Time-variant parity-time symmetry in frequency-scanning systems
Mingjian Li, Tengfei Hao, Guozheng Li, Anle Wang, Yitang Dai, Wei Li, J. Capmany, Jianping Yao, Ninghua Zhu, Ming Li, Ming Li, Ming Li
Abstract
Parity-time (PT) symmetry is an active research area that provides a variety of new opportunities for different systems with novel functionalities. For instance, PT symmetry has been used in lasers and optoelectronic oscillators to achieve single-frequency lasing or oscillation. A single-frequency system is essentially a static PT-symmetric system, whose frequency is time-invariant. Here we investigate time-variant PT symmetry in frequency-scanning systems.
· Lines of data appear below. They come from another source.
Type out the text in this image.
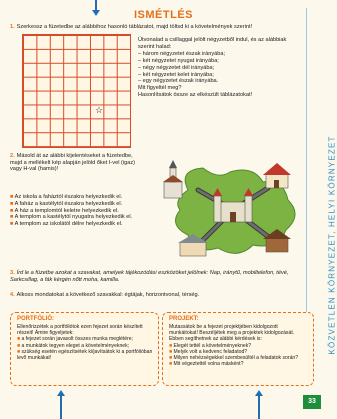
ISMÉTLÉS
KÖZVETLEN KÖRNYEZET, HELYI KÖRNYEZET
1. Szerkessz a füzetedbe az alábbihoz hasonló táblázatot, majd töltsd ki a követelmények szerint!
☆
Útvonalad a csillaggal jelölt négyzetből indul, és az alábbiak szerint halad:
– három négyzetet észak irányába;
– két négyzetet nyugat irányába;
– négy négyzetet dél irányába;
– két négyzetet kelet irányába;
– egy négyzetet észak irányába.
Mit figyeltél meg?
Hasonlítsátok össze az elkészült táblázatokat!
2. Másold át az alábbi kijelentéseket a füzetedbe, majd a mellékelt kép alapján jelöld őket I-vel (igaz) vagy H-val (hamis)!
■ Az iskola a faháztól északra helyezkedik el.
■ A faház a kastélytól északra helyezkedik el.
■ A ház a templomtól keletre helyezkedik el.
■ A templom a kastélytól nyugatra helyezkedik el.
■ A templom az iskolától délre helyezkedik el.
3. Írd le a füzetbe azokat a szavakat, amelyek tájékozódási eszközöket jelölnek: Nap, iránytű, mobiltelefon, tévé, Sarkcsillag, a fák kérgén nőtt moha, kamilla.
4. Alkoss mondatokat a következő szavakkal: égtájak, horizontvonal, térség.
PORTFÓLIÓ:
Ellenőrizzétek a portfóliótok ezen fejezet során készített részeit! Ámire figyeljetek:
■ a fejezet során javasolt összes munka meglétére;
■ a munkátok tegyen eleget a követelményeknek;
■ szükség esetén egészítsétek ki/javítsátok ki a portfólióban levő munkákat!
PROJEKT:
Mutassátok be a fejezet projektjében kidolgozott munkáitokat! Beszéljétek meg a projektek kidolgozását. Ebben segíthetnek az alábbi kérdések is:
■ Elegét tettél a követelményeknek?
■ Melyik volt a kedvenc feladatod?
■ Milyen nehézségekkel szembesültél a feladatok során?
■ Mit végeztettél volna másként?
33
Time-variant PT symmetry equations and eigenfrequencies for frequency-scanning systems are developed. We show that time-variant PT symmetry can dynamically narrow the instantaneous linewidth of frequency-scanning systems. The instantaneous linewidth of a produced frequency-modulated continuous-wave (FMCW) waveform is narrowed by a factor of 14 in the experiment. De-chirping and radar imaging results also show that the time-variant PT-symmetric system outperforms a conventional frequency-scanning one. Our study paves the way for a new class of time-variant PT-symmetric systems and shows great promise for applications including FMCW radar and lidar systems. Frequency-scanning systems with narrow instantaneous linewidth hold promise for various fields. Here, the authors report the use of time-variant parity-time symmetry to dynamically narrow the instantaneous linewidth of frequency-scanning systems.